The Quantum Measurement Problem and Physical reality: A Computation Theoretic Perspective
NASA Astrophysics Data System (ADS)
Srikanth, R.
2006-11-01
Is the universe computable? If yes, is it computationally a polynomial place? In standard quantum mechanics, which permits infinite parallelism and the infinitely precise specification of states, a negative answer to both questions is not ruled out. On the other hand, empirical evidence suggests that NP-complete problems are intractable in the physical world. Likewise, computational problems known to be algorithmically uncomputable do not seem to be computable by any physical means. We suggest that this close correspondence between the efficiency and power of abstract algorithms on the one hand, and physical computers on the other, finds a natural explanation if the universe is assumed to be algorithmic; that is, that physical reality is the product of discrete sub-physical information processing equivalent to the actions of a probabilistic Turing machine.

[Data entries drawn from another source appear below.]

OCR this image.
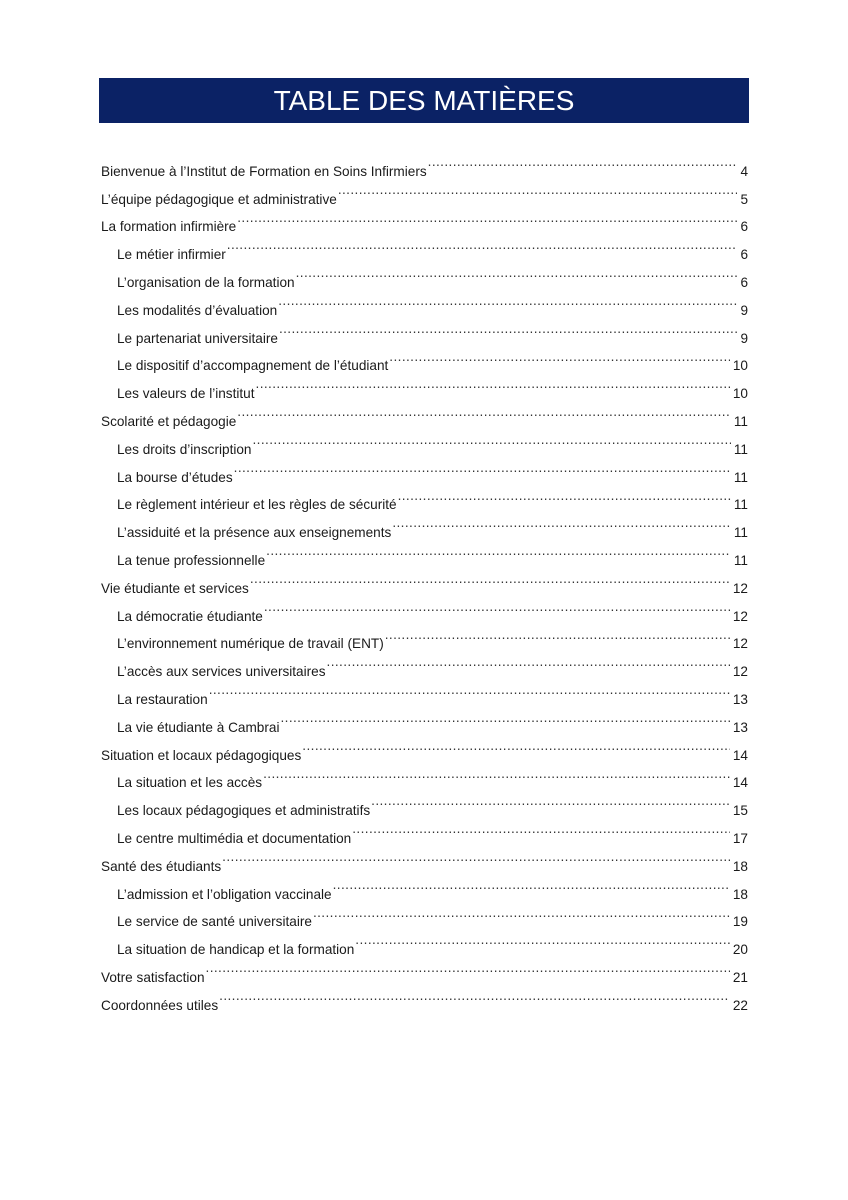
TABLE DES MATIÈRES
Bienvenue à l’Institut de Formation en Soins Infirmiers .....	4
L’équipe pédagogique et administrative .....	5
La formation infirmière .....	6
Le métier infirmier .....	6
L’organisation de la formation .....	6
Les modalités d’évaluation .....	9
Le partenariat universitaire .....	9
Le dispositif d’accompagnement de l’étudiant .....	10
Les valeurs de l’institut .....	10
Scolarité et pédagogie .....	11
Les droits d’inscription .....	11
La bourse d’études .....	11
Le règlement intérieur et les règles de sécurité .....	11
L’assiduité et la présence aux enseignements .....	11
La tenue professionnelle .....	11
Vie étudiante et services .....	12
La démocratie étudiante .....	12
L’environnement numérique de travail (ENT) .....	12
L’accès aux services universitaires .....	12
La restauration .....	13
La vie étudiante à Cambrai .....	13
Situation et locaux pédagogiques .....	14
La situation et les accès .....	14
Les locaux pédagogiques et administratifs .....	15
Le centre multimédia et documentation .....	17
Santé des étudiants .....	18
L’admission et l’obligation vaccinale .....	18
Le service de santé universitaire .....	19
La situation de handicap et la formation .....	20
Votre satisfaction .....	21
Coordonnées utiles .....	22
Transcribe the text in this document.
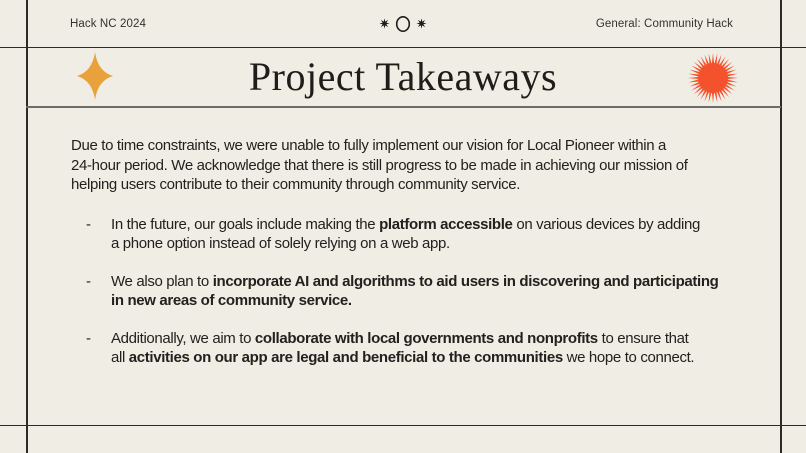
Hack NC 2024	General: Community Hack
Project Takeaways
Due to time constraints, we were unable to fully implement our vision for Local Pioneer within a
24-hour period. We acknowledge that there is still progress to be made in achieving our mission of
helping users contribute to their community through community service.
-	In the future, our goals include making the platform accessible on various devices by adding
a phone option instead of solely relying on a web app.
-	We also plan to incorporate AI and algorithms to aid users in discovering and participating
in new areas of community service.
-	Additionally, we aim to collaborate with local governments and nonprofits to ensure that
all activities on our app are legal and beneficial to the communities we hope to connect.
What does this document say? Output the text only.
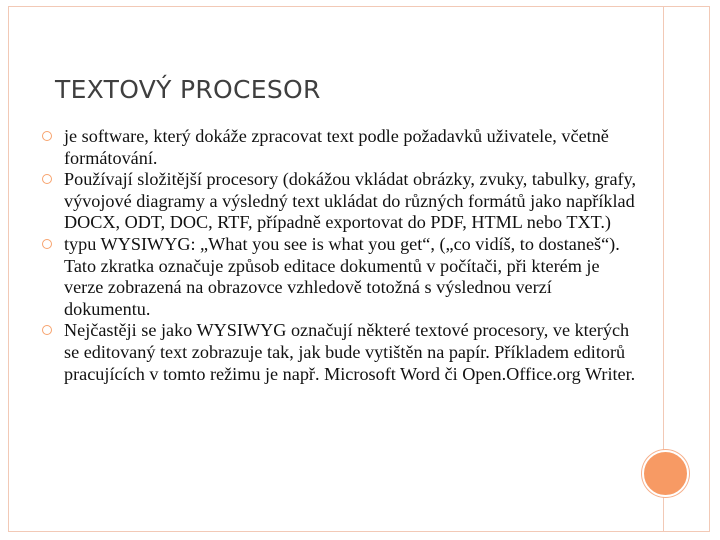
TEXTOVÝ PROCESOR
je software, který dokáže zpracovat text podle požadavků uživatele, včetně formátování.
Používají složitější procesory (dokážou vkládat obrázky, zvuky, tabulky, grafy, vývojové diagramy a výsledný text ukládat do různých formátů jako například DOCX, ODT, DOC, RTF, případně exportovat do PDF, HTML nebo TXT.)
typu WYSIWYG: „What you see is what you get“, („co vidíš, to dostaneš“). Tato zkratka označuje způsob editace dokumentů v počítači, při kterém je verze zobrazená na obrazovce vzhledově totožná s výslednou verzí dokumentu.
Nejčastěji se jako WYSIWYG označují některé textové procesory, ve kterých se editovaný text zobrazuje tak, jak bude vytištěn na papír. Příkladem editorů pracujících v tomto režimu je např. Microsoft Word či Open.Office.org Writer.
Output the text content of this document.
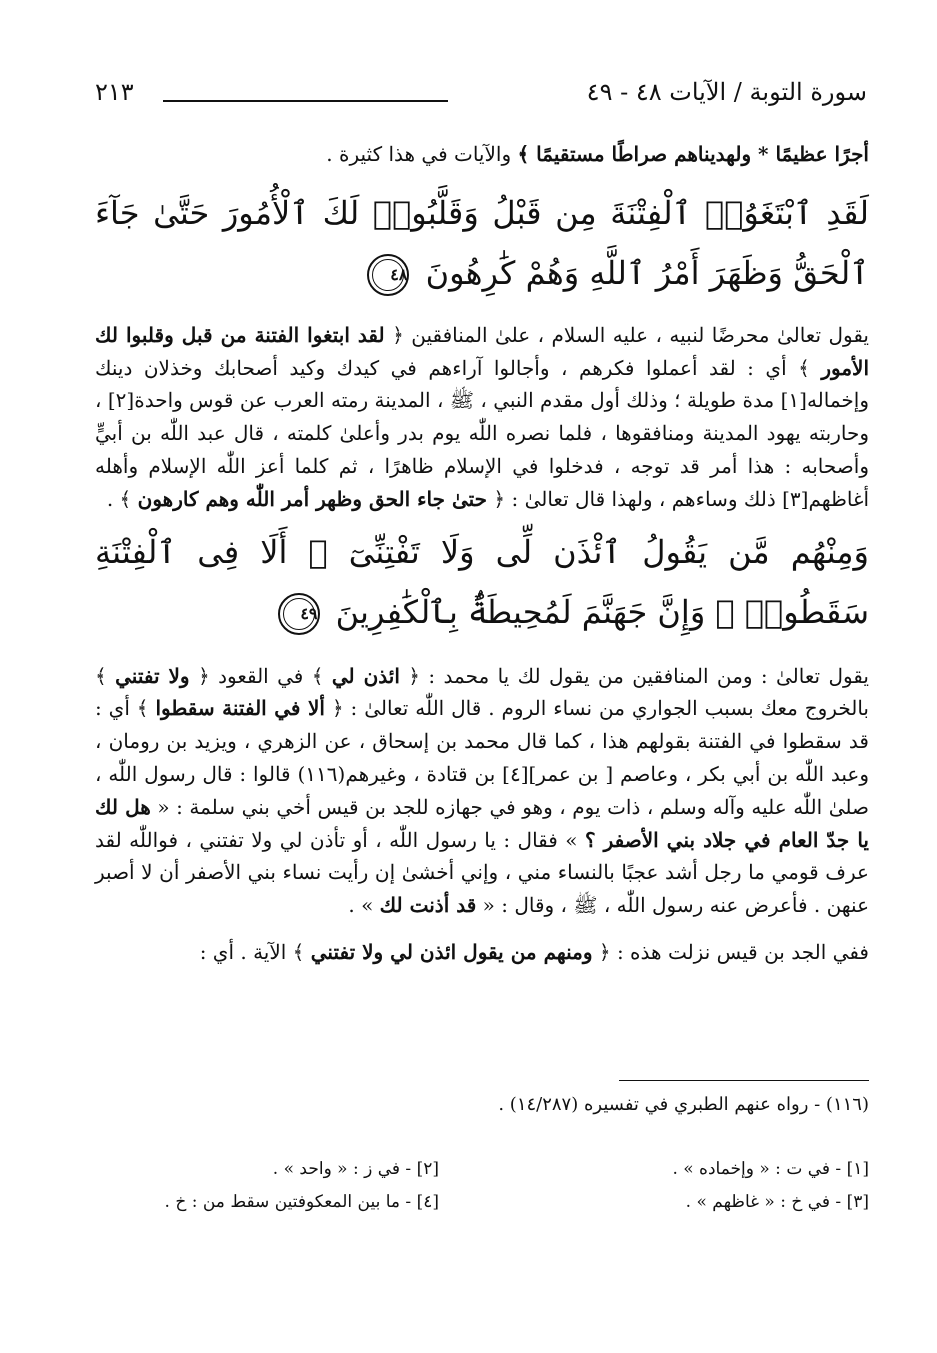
سورة التوبة / الآيات ٤٨ - ٤٩
٢١٣

أجرًا عظيمًا * ولهديناهم صراطًا مستقيمًا ﴾ والآيات في هذا كثيرة .

لَقَدِ ٱبْتَغَوُا۟ ٱلْفِتْنَةَ مِن قَبْلُ وَقَلَّبُوا۟ لَكَ ٱلْأُمُورَ حَتَّىٰ جَآءَ ٱلْحَقُّ وَظَهَرَ أَمْرُ ٱللَّهِ وَهُمْ كَٰرِهُونَ ٤٨

يقول تعالىٰ محرضًا لنبيه ، عليه السلام ، علىٰ المنافقين ﴿ لقد ابتغوا الفتنة من قبل وقلبوا لك الأمور ﴾ أي : لقد أعملوا فكرهم ، وأجالوا آراءهم في كيدك وكيد أصحابك وخذلان دينك وإخماله[١] مدة طويلة ؛ وذلك أول مقدم النبي ، ﷺ ، المدينة رمته العرب عن قوس واحدة[٢] ، وحاربته يهود المدينة ومنافقوها ، فلما نصره اللّٰه يوم بدر وأعلىٰ كلمته ، قال عبد اللّٰه بن أبيٍّ وأصحابه : هذا أمر قد توجه ، فدخلوا في الإسلام ظاهرًا ، ثم كلما أعز اللّٰه الإسلام وأهله أغاظهم[٣] ذلك وساءهم ، ولهذا قال تعالىٰ : ﴿ حتىٰ جاء الحق وظهر أمر اللّٰه وهم كارهون ﴾ .

وَمِنْهُم مَّن يَقُولُ ٱئْذَن لِّى وَلَا تَفْتِنِّىٓ ۚ أَلَا فِى ٱلْفِتْنَةِ سَقَطُوا۟ ۗ وَإِنَّ جَهَنَّمَ لَمُحِيطَةٌۢ بِٱلْكَٰفِرِينَ ٤٩

يقول تعالىٰ : ومن المنافقين من يقول لك يا محمد : ﴿ ائذن لي ﴾ في القعود ﴿ ولا تفتني ﴾ بالخروج معك بسبب الجواري من نساء الروم . قال اللّٰه تعالىٰ : ﴿ ألا في الفتنة سقطوا ﴾ أي : قد سقطوا في الفتنة بقولهم هذا ، كما قال محمد بن إسحاق ، عن الزهري ، ويزيد بن رومان ، وعبد اللّٰه بن أبي بكر ، وعاصم [ بن عمر][٤] بن قتادة ، وغيرهم(١١٦) قالوا : قال رسول اللّٰه ، صلىٰ اللّٰه عليه وآله وسلم ، ذات يوم ، وهو في جهازه للجد بن قيس أخي بني سلمة : « هل لك يا جدّ العام في جلاد بني الأصفر ؟ » فقال : يا رسول اللّٰه ، أو تأذن لي ولا تفتني ، فواللّٰه لقد عرف قومي ما رجل أشد عجبًا بالنساء مني ، وإني أخشىٰ إن رأيت نساء بني الأصفر أن لا أصبر عنهن . فأعرض عنه رسول اللّٰه ، ﷺ ، وقال : « قد أذنت لك » .

ففي الجد بن قيس نزلت هذه : ﴿ ومنهم من يقول ائذن لي ولا تفتني ﴾ الآية . أي :

(١١٦) - رواه عنهم الطبري في تفسيره (١٤/٢٨٧) .
[١] - في ت : « وإخماده » .
[٢] - في ز : « واحد » .
[٣] - في خ : « غاظهم » .
[٤] - ما بين المعكوفتين سقط من : خ .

This assumption can be reconciled with the observed exponentiality of quantum systems at microscopic scales, and the consequent possibility of implementing Shor's quantum polynomial time algorithm at that scale, provided the degree of superposition is intrinsically, finitely upper-bounded. If this bound is associated with the quantum-classical divide (the Heisenberg cut), a natural resolution to the quantum measurement problem arises. From this viewpoint, macroscopic classicality is an evidence that the universe is in BPP, and both questions raised above receive affirmative answers. A recently proposed computational model of quantum measurement, which relates the Heisenberg cut to the discreteness of Hilbert space, is briefly discussed. A connection to quantum gravity is noted. Our results are compatible with the philosophy that mathematical truths are independent of the laws of physics.